Dans ce sens, il appartient aux différentes associations de la société civile d’assurer sans faiblir la veille citoyenne en dénonçant les faits avérés de détournement, de corruption, et en appelant fermement à leur jugement. Les différents organismes de contrôle de l’Etat, une fois saisis, se doivent de réaliser les audits dans les délais impartis avec sérieux et compétence afin de faire taire les polémiques éventuelles qui ne manqueront pas à coup sûr.

Le gouvernement pour sa part, ne devrait pas entraver d’aucune manière que ce soit la manifestation de la vérité et de la justice. Pour ce faire, il doit d’abord sortir les vieux dossiers enfouis et qui dorment dans les tiroirs et les transmettre à la justice pour jugement. Ensuite, il doit ordonner l’élargissement du champ d’action des auditeurs dans le temps et dans l’espace.

Dans le temps pour faire remonter, les audits à l’insurrection populaire pour la simple et bonne raison que ce que nous vivons est la conséquence de la trahison des idéaux de l’insurrection populaire. Dans l’espace, en soutenant l’idée qu’aucune institution de l’Etat fonctionnant avec des deniers publics (l’argent du contribuable) ne saurait se soustraire aux principes du contrôle et de la redevabilité.

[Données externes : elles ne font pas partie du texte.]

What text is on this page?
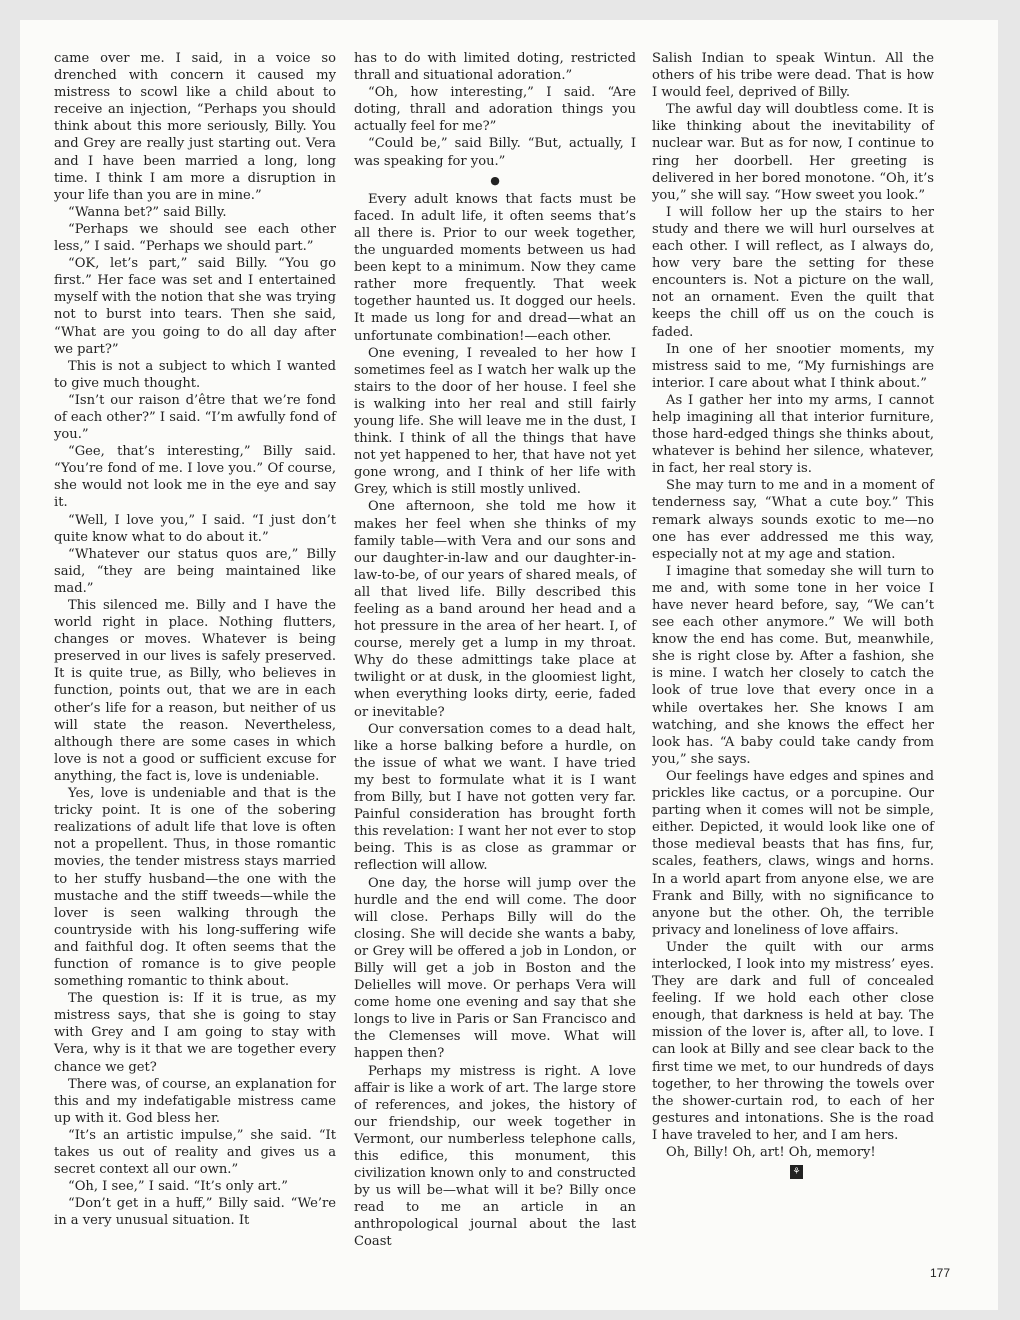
came over me. I said, in a voice so drenched with concern it caused my mistress to scowl like a child about to receive an injection, “Perhaps you should think about this more seriously, Billy. You and Grey are really just starting out. Vera and I have been married a long, long time. I think I am more a disruption in your life than you are in mine.”

“Wanna bet?” said Billy.

“Perhaps we should see each other less,” I said. “Perhaps we should part.”

“OK, let’s part,” said Billy. “You go first.” Her face was set and I entertained myself with the notion that she was trying not to burst into tears. Then she said, “What are you going to do all day after we part?”

This is not a subject to which I wanted to give much thought.

“Isn’t our raison d’être that we’re fond of each other?” I said. “I’m awfully fond of you.”

“Gee, that’s interesting,” Billy said. “You’re fond of me. I love you.” Of course, she would not look me in the eye and say it.

“Well, I love you,” I said. “I just don’t quite know what to do about it.”

“Whatever our status quos are,” Billy said, “they are being maintained like mad.”

This silenced me. Billy and I have the world right in place. Nothing flutters, changes or moves. Whatever is being preserved in our lives is safely preserved. It is quite true, as Billy, who believes in function, points out, that we are in each other’s life for a reason, but neither of us will state the reason. Nevertheless, although there are some cases in which love is not a good or sufficient excuse for anything, the fact is, love is undeniable.

Yes, love is undeniable and that is the tricky point. It is one of the sobering realizations of adult life that love is often not a propellent. Thus, in those romantic movies, the tender mistress stays married to her stuffy husband—the one with the mustache and the stiff tweeds—while the lover is seen walking through the countryside with his long-suffering wife and faithful dog. It often seems that the function of romance is to give people something romantic to think about.

The question is: If it is true, as my mistress says, that she is going to stay with Grey and I am going to stay with Vera, why is it that we are together every chance we get?

There was, of course, an explanation for this and my indefatigable mistress came up with it. God bless her.

“It’s an artistic impulse,” she said. “It takes us out of reality and gives us a secret context all our own.”

“Oh, I see,” I said. “It’s only art.”

“Don’t get in a huff,” Billy said. “We’re in a very unusual situation. It

has to do with limited doting, restricted thrall and situational adoration.”

“Oh, how interesting,” I said. “Are doting, thrall and adoration things you actually feel for me?”

“Could be,” said Billy. “But, actually, I was speaking for you.”

●

Every adult knows that facts must be faced. In adult life, it often seems that’s all there is. Prior to our week together, the unguarded moments between us had been kept to a minimum. Now they came rather more frequently. That week together haunted us. It dogged our heels. It made us long for and dread—what an unfortunate combination!—each other.

One evening, I revealed to her how I sometimes feel as I watch her walk up the stairs to the door of her house. I feel she is walking into her real and still fairly young life. She will leave me in the dust, I think. I think of all the things that have not yet happened to her, that have not yet gone wrong, and I think of her life with Grey, which is still mostly unlived.

One afternoon, she told me how it makes her feel when she thinks of my family table—with Vera and our sons and our daughter-in-law and our daughter-in-law-to-be, of our years of shared meals, of all that lived life. Billy described this feeling as a band around her head and a hot pressure in the area of her heart. I, of course, merely get a lump in my throat. Why do these admittings take place at twilight or at dusk, in the gloomiest light, when everything looks dirty, eerie, faded or inevitable?

Our conversation comes to a dead halt, like a horse balking before a hurdle, on the issue of what we want. I have tried my best to formulate what it is I want from Billy, but I have not gotten very far. Painful consideration has brought forth this revelation: I want her not ever to stop being. This is as close as grammar or reflection will allow.

One day, the horse will jump over the hurdle and the end will come. The door will close. Perhaps Billy will do the closing. She will decide she wants a baby, or Grey will be offered a job in London, or Billy will get a job in Boston and the Delielles will move. Or perhaps Vera will come home one evening and say that she longs to live in Paris or San Francisco and the Clemenses will move. What will happen then?

Perhaps my mistress is right. A love affair is like a work of art. The large store of references, and jokes, the history of our friendship, our week together in Vermont, our numberless telephone calls, this edifice, this monument, this civilization known only to and constructed by us will be—what will it be? Billy once read to me an article in an anthropological journal about the last Coast

Salish Indian to speak Wintun. All the others of his tribe were dead. That is how I would feel, deprived of Billy.

The awful day will doubtless come. It is like thinking about the inevitability of nuclear war. But as for now, I continue to ring her doorbell. Her greeting is delivered in her bored monotone. “Oh, it’s you,” she will say. “How sweet you look.”

I will follow her up the stairs to her study and there we will hurl ourselves at each other. I will reflect, as I always do, how very bare the setting for these encounters is. Not a picture on the wall, not an ornament. Even the quilt that keeps the chill off us on the couch is faded.

In one of her snootier moments, my mistress said to me, “My furnishings are interior. I care about what I think about.”

As I gather her into my arms, I cannot help imagining all that interior furniture, those hard-edged things she thinks about, whatever is behind her silence, whatever, in fact, her real story is.

She may turn to me and in a moment of tenderness say, “What a cute boy.” This remark always sounds exotic to me—no one has ever addressed me this way, especially not at my age and station.

I imagine that someday she will turn to me and, with some tone in her voice I have never heard before, say, “We can’t see each other anymore.” We will both know the end has come. But, meanwhile, she is right close by. After a fashion, she is mine. I watch her closely to catch the look of true love that every once in a while overtakes her. She knows I am watching, and she knows the effect her look has. “A baby could take candy from you,” she says.

Our feelings have edges and spines and prickles like cactus, or a porcupine. Our parting when it comes will not be simple, either. Depicted, it would look like one of those medieval beasts that has fins, fur, scales, feathers, claws, wings and horns. In a world apart from anyone else, we are Frank and Billy, with no significance to anyone but the other. Oh, the terrible privacy and loneliness of love affairs.

Under the quilt with our arms interlocked, I look into my mistress’ eyes. They are dark and full of concealed feeling. If we hold each other close enough, that darkness is held at bay. The mission of the lover is, after all, to love. I can look at Billy and see clear back to the first time we met, to our hundreds of days together, to her throwing the towels over the shower-curtain rod, to each of her gestures and intonations. She is the road I have traveled to her, and I am hers.

Oh, Billy! Oh, art! Oh, memory!

⚘
177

Dans cet esprit, l’Assemblée nationale tout comme les deux communes à statut particulier (Ouagadougou et Bobo-Dioulasso) ne sauraient être soustraites de la compétence des organismes de contrôle de l’Etat.

Le dernier acteur mais central dans cette opération « mains propres » demeure la justice. Si tous les acteurs de la chaîne jouaient parfaitement leurs rôles, il reviendrait à la justice de faire aboutir le rêve des burkinabè d’une société de paix, de solidarité, de justice sociale et d’égalité. Naturellement, cette société a pour fondation la justice. C’est pourquoi, une fois saisie, la justice doit dire sans coup férir le droit avec célérité et compétence. Ses verdicts doivent revêtir un caractère pédagogique.

À cette fin, ils ne devraient pas se contenter de dire qu’il faut rendre à ‘‘César ce qui est à César’’. Entendez par là, la restitution des biens et deniers appartenant à l’Etat à l’Etat, mais également frapper d’indignité leurs auteurs dans le même temps. Ainsi, outre les saisies, les condamnations pécuniaires, les auteurs de malversations, devraient se voir au terme des procès, privés de leurs droits civiques et politiques notamment d’éligibilité et de représentation.

C’est l’ultime espoir pour assainir la scène politique burkinabè et espérer voir naître une nouvelle race de dirigeants politiques, patriotes, vertueux, ayant le sens de l’intérêt général et respectueux du bien public. Seule cette nouvelle race d’Hommes politiques serait à même de promouvoir la bonne gouvernance en concevant et en exécutant des politiques fondées sur les aspirations profondes de notre peuple, et pour un progrès économique, social, culturel et politique équitable pour tous.

À prendre ou à laisser ! Telle est la sentence ! ne nous leurrons pas, car comme le disent les Saintes Écritures, « les mauvaises compagnies corrompent les bonnes mœurs ». Si toutefois, nous n’extirpons pas du milieu de nous ces prédateurs de deniers publics, il est illusoire de penser qu’on pourrait bâtir un Etat de droit démocratique et prospère.

Au total, si malgré les évidences, les burkinabè se refusaient à assainir leur scène politique, adieu la bonne gouvernance, adieu tout espoir de vaincre le terrorisme et alors bonjour la fin de nos communautés en tant qu’Etat-nation ».